Un día, Ayla había encontrado una flor tan pálida que apenas parecía viva. Al tocarla, vio a una mujer mayor llorando junto a la tumba de su marido, susurrando: “Ojalá pudiera decirle cuánto lo siento.”
Ayla había buscado a la viuda en el pueblo y la convenció, poco a poco, de que escribirle una carta a su marido podría aliviar su pena. La mujer dejó la carta entre las piedras de la tumba. Esa noche, la flor en el claro se cerró para siempre, como si su propósito se hubiera cumplido.
> Anécdota 2: El Niño y la Estrella.
Otra vez, un niño deseó “ver una estrella de cerca”. Ayla había sonreído ante la inocencia de aquel deseo. No podía llevarle una estrella, pero le fabricó un móvil luminoso con cristales que colgaban sobre su cama, reflejando la luz de las velas como pequeños astros. El niño quedó maravillado, y la flor correspondiente soltó un brillo fugaz antes de desvanecerse.
> Anécdota 3: La Joven y el Coraje.
Un deseo la había marcado especialmente.

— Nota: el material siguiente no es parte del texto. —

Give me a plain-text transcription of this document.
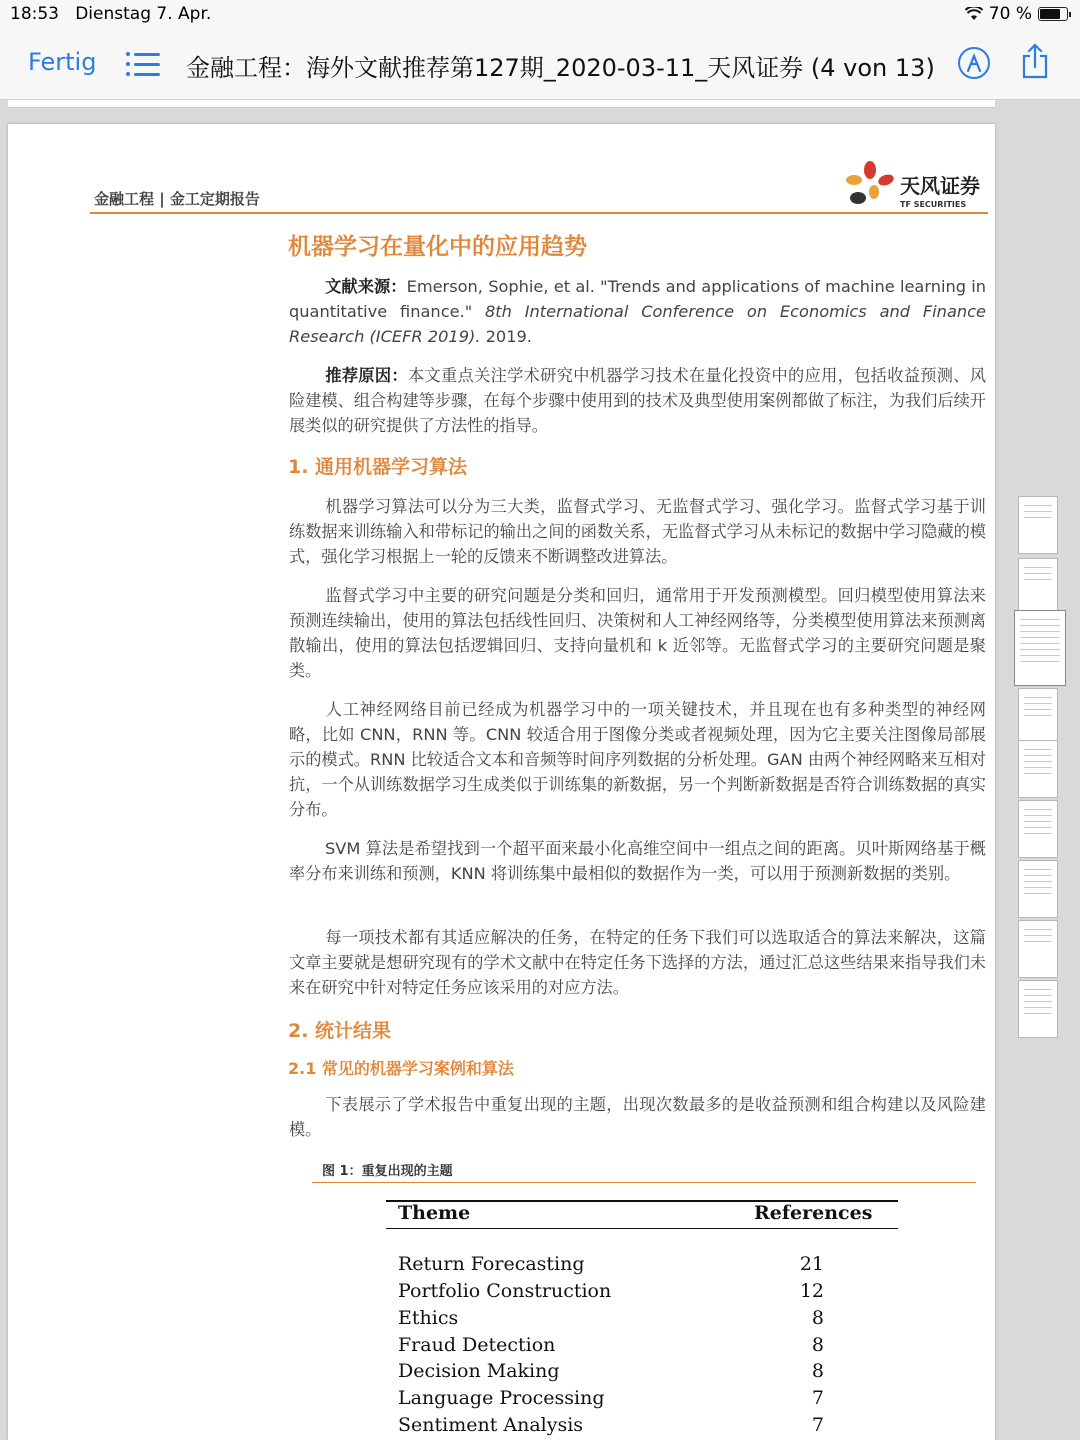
18:53 Dienstag 7. Apr.	70 %
Fertig	金融工程：海外文献推荐第127期_2020-03-11_天风证券 (4 von 13)
金融工程 | 金工定期报告
天风证券
TF SECURITIES
机器学习在量化中的应用趋势
文献来源：Emerson, Sophie, et al. "Trends and applications of machine learning in quantitative finance." 8th International Conference on Economics and Finance Research (ICEFR 2019). 2019.
推荐原因：本文重点关注学术研究中机器学习技术在量化投资中的应用，包括收益预测、风险建模、组合构建等步骤，在每个步骤中使用到的技术及典型使用案例都做了标注，为我们后续开展类似的研究提供了方法性的指导。
1. 通用机器学习算法
机器学习算法可以分为三大类，监督式学习、无监督式学习、强化学习。监督式学习基于训练数据来训练输入和带标记的输出之间的函数关系，无监督式学习从未标记的数据中学习隐藏的模式，强化学习根据上一轮的反馈来不断调整改进算法。
监督式学习中主要的研究问题是分类和回归，通常用于开发预测模型。回归模型使用算法来预测连续输出，使用的算法包括线性回归、决策树和人工神经网络等，分类模型使用算法来预测离散输出，使用的算法包括逻辑回归、支持向量机和 k 近邻等。无监督式学习的主要研究问题是聚类。
人工神经网络目前已经成为机器学习中的一项关键技术，并且现在也有多种类型的神经网略，比如 CNN，RNN 等。CNN 较适合用于图像分类或者视频处理，因为它主要关注图像局部展示的模式。RNN 比较适合文本和音频等时间序列数据的分析处理。GAN 由两个神经网略来互相对抗，一个从训练数据学习生成类似于训练集的新数据，另一个判断新数据是否符合训练数据的真实分布。
SVM 算法是希望找到一个超平面来最小化高维空间中一组点之间的距离。贝叶斯网络基于概率分布来训练和预测，KNN 将训练集中最相似的数据作为一类，可以用于预测新数据的类别。
每一项技术都有其适应解决的任务，在特定的任务下我们可以选取适合的算法来解决，这篇文章主要就是想研究现有的学术文献中在特定任务下选择的方法，通过汇总这些结果来指导我们未来在研究中针对特定任务应该采用的对应方法。
2. 统计结果
2.1 常见的机器学习案例和算法
下表展示了学术报告中重复出现的主题，出现次数最多的是收益预测和组合构建以及风险建模。
图 1：重复出现的主题
Theme	References
Return Forecasting	21
Portfolio Construction	12
Ethics	8
Fraud Detection	8
Decision Making	8
Language Processing	7
Sentiment Analysis	7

Una muchacha joven deseó “ser valiente para confesarle su amor”. Ayla la acompañó durante meses, escuchando, animando, y cuando por fin la joven se armó de valor y declaró sus sentimientos, la flor floreció de manera deslumbrante… solo para marchitarse al día siguiente, cuando el muchacho la rechazó.
Ese día, Ayla aprendió que no todos los deseos terminan bien, pero incluso esos tenían un propósito: hacer crecer a quien los pide.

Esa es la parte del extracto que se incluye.